1
LEV
The leather seat beneath me holds the cold of a St. Petersburg March, and the chill seeps through my trousers and settles into the muscles of my thighs as Yuri drums his fingers against the armrest in the back of his limo. The partition between us and the driver stays raised, the glass thick enough to swallow any conversation we might have.
"Stubborn prick," Yuri mutters, obviously frustrated by the meeting we've just walked out of. "Five months his sister's been gone and he has no authority. Still, he sits there telling me the routes belong to his family by birthright."
I keep my eyes on the window, watching the storefronts blur past, awnings sagging with wet snow that drips onto the pavement below. Melting slush covers the streets in gray heaps, and the whole city looks bruised under the overcast sky.
"Yaros is scared," I say. "He's holding onto those routes because they're the only thing keeping Kolar at the table. The moment he admits Ana's not coming back, the Balkans walk."
"Then he's a fool." Yuri's jaw tightens, the muscles beneath his stubble flexing as he grinds his teeth. "Kolar's already asking questions. How long before he decides Yaros has been lying to him this whole time?"
"Probably already has." I turn from the window to face my uncle, noting the silver threading through the dark hair at his temples, the calluses on his hands from decades of work that left scars both visible and buried. "But Kolar needs those routes as much as we do. He'll wait a little longer before he makes a move."
"And in the meantime, Yaros sits on his throne pretending his sister's going to walk through the door any day now." Yuri shakes his head while disgust pulls at his features. "The man's a shit liar."
"He doesn't have to be good at it. He's got the routes, and that's all anyone cares about."
"For now." Yuri's fingers resume their drumming against the armrest. "But the Balkan syndicate won't fuck around and find out. Kolar made a deal with Ana, not her little brother. And Ana hasn't shown her face in five months."
"Which means Yaros is running out of time."
"Which means we're all running out of time." Yuri turns to narrow his steel-gray eyes on me. "The southern trade routes aren’t pocket change, Lev.
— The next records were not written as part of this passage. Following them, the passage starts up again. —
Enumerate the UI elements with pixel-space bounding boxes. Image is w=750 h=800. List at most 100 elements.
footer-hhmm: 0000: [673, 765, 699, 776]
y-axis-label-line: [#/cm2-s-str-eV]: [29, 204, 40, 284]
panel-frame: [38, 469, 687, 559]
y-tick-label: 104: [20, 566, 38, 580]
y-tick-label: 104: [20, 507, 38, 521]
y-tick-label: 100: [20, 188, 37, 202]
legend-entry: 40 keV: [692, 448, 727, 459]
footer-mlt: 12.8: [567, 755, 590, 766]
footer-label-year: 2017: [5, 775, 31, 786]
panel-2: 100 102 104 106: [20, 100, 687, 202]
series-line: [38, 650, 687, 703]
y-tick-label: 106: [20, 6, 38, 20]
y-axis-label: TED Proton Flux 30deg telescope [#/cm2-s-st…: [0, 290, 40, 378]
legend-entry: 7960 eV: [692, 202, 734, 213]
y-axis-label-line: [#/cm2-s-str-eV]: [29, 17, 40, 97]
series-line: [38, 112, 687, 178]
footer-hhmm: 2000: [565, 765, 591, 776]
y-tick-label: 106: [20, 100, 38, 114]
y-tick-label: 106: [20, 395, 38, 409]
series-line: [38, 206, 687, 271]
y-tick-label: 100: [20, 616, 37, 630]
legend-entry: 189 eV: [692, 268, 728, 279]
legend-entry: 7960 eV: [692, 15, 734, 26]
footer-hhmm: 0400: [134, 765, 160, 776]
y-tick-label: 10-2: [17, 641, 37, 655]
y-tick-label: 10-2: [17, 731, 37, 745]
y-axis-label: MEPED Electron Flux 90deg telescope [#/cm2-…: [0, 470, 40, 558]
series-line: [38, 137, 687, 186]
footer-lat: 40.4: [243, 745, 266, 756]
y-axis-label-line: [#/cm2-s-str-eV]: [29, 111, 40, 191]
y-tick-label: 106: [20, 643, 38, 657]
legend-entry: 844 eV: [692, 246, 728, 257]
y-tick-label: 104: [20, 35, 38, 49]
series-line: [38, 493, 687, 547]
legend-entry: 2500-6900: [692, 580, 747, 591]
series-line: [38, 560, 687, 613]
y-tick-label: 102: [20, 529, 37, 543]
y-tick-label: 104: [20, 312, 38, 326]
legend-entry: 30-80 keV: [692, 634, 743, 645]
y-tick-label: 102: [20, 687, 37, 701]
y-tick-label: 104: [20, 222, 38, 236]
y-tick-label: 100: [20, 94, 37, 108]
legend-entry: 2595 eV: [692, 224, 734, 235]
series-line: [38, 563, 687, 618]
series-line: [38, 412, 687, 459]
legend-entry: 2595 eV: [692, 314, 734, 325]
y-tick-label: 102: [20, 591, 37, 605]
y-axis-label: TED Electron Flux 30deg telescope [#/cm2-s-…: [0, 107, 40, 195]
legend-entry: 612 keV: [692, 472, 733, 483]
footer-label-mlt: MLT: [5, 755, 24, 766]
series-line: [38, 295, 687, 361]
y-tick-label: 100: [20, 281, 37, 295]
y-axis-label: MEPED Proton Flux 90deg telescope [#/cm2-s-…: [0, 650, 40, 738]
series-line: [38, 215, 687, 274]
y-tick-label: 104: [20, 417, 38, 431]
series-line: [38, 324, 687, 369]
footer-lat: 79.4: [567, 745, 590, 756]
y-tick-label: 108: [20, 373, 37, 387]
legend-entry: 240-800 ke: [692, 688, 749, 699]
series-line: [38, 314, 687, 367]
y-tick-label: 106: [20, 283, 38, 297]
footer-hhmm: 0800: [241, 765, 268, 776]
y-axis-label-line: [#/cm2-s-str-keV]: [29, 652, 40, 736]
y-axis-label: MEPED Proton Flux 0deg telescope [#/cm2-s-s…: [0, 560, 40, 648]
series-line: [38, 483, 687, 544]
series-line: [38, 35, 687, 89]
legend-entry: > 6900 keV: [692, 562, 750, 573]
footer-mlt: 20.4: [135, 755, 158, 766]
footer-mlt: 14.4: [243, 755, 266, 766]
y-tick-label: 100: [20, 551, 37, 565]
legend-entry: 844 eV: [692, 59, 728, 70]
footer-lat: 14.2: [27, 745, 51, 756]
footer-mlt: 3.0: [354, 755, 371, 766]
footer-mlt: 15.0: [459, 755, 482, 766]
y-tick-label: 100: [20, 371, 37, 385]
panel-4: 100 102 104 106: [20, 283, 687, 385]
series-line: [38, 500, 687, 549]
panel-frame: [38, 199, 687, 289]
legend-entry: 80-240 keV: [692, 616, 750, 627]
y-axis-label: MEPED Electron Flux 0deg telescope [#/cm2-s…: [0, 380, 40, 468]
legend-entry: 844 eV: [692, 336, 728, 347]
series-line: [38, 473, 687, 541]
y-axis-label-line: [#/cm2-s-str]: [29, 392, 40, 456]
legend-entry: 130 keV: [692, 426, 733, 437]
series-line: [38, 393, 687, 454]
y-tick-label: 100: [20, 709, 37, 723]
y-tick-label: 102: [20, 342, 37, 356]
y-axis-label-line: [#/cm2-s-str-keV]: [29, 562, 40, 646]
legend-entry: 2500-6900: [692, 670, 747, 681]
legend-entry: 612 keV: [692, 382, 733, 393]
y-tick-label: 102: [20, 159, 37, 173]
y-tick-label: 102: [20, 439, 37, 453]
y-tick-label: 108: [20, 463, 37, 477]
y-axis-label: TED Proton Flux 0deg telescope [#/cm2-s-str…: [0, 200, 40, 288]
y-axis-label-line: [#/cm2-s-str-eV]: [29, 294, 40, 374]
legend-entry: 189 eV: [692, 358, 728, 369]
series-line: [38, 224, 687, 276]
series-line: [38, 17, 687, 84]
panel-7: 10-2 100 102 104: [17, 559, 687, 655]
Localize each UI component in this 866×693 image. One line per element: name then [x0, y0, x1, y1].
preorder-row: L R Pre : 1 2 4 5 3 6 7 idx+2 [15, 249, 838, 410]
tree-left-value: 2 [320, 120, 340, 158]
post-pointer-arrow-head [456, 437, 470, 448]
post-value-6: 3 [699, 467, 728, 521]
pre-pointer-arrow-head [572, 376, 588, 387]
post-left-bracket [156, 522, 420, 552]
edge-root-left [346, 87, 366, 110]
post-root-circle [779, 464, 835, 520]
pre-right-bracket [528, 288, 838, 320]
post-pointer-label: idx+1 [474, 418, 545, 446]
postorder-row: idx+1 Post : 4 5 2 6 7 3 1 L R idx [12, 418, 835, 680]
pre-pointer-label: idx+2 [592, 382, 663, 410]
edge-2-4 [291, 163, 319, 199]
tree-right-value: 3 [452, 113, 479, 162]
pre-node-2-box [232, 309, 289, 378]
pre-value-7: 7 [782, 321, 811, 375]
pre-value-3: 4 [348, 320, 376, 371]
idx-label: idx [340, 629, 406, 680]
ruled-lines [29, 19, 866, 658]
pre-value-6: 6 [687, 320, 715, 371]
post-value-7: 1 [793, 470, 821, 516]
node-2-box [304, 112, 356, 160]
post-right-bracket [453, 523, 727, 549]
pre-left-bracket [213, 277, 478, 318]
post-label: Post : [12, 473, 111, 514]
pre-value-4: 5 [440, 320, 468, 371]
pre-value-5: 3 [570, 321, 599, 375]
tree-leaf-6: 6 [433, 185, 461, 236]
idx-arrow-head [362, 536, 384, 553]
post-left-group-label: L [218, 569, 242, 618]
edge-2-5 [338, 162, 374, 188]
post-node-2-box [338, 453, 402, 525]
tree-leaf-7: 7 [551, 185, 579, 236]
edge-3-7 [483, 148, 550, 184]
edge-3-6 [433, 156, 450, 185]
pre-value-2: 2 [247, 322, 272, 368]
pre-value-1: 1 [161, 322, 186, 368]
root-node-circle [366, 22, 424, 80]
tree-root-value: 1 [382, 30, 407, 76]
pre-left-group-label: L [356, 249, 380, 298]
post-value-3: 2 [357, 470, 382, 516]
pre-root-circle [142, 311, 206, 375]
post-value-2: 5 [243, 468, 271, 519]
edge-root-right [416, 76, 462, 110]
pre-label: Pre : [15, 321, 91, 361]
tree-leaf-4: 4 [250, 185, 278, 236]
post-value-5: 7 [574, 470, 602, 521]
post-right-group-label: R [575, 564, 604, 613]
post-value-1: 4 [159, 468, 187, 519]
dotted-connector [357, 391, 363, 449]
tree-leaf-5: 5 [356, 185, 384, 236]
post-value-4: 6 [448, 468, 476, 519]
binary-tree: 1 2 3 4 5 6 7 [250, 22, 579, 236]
Without them, we grow stagnant."
The limo turns onto Nevsky Prospekt, and the traffic thickens around us as we pass the grand façades of buildings that draw tourists. I think about Ana Veche, about the rumors that have circulated since her disappearance. Some say she's dead. Some say she ran. Nobody knows for certain, and Yaros isn't talking.
"We need leverage," Yuri says. "Something that forces his hand. Without it, we're back to square one, begging for scraps while he?—"
"Stop the car."
Yuri's hand freezes mid-gesture, his gray eyes narrowing as he studies my face. "What?"
"Stop the fucking car." I lean forward, craning my head as my eyes blink a few times to be sure of what I’m seeing.
He presses the intercom button and relays the order to the driver, and the limo eases toward the curb beside a row of shops with their metal shutters pulled halfway down. My forward lean to get a better look out the window makes me sway as the car stops and the driver puts it in park.
"What is it?" Yuri asks, reaching toward his inner coat pocket where his pistol rests.
"Across the street." I point toward the mouth of an alley where two figures stand arguing beside a food cart. "The woman in the gray coat."
She's got her back to us now, but I know what I saw. Her dark brown hair spills past her shoulders in loose waves that shift as she gestures at a man in a heavy coat and apron. Her coat hangs open despite the cold, and whatever dispute exists between them has brought color to both their faces.
"What about her?" Yuri leans forward, squinting through the glass.
The woman turns, throwing her hands up in frustration, and there's no mistaking her features now. High cheekbones beneath light green eyes. Full lips pressed into a hard line. Theresemblance to our missing Veche Donna is incredible. It makes my pulse kick hard against my throat.
"Fuck," Yuri breathes, and his eyes go as wide as I feel mine are. This is incredible.
Ana Veche stares back at us from twenty meters away.
Except Ana Veche's been missing for five months and this woman wears cheap shoes with salt stains around the toes. Ana Veche is the leader of a criminal syndicate who has never known a day of poverty in her life, but this woman's entire appearance reeks of lower class. Still, her face is identical, the bone structure a perfect match, but everything else about her screams ordinary.
"That's not possible," Yuri mutters, but he doesn’t stop staring at her. Even he can see the striking resemblance. Perhaps her lips aren't full enough, and maybe her hair is a shade too light—both things that can be rectified with a little help.
It makes my wheels start turning.
"It's not her." I keep my tone flat even as my mind races. "Look at her shoes. Her coat. The way she carries herself. Ana Veche never stood on a street corner arguing with anyone who worked for a living…" No, Ana would have a soldier to do that, and if she deigned to cross paths with someone like this, it would be with disgust.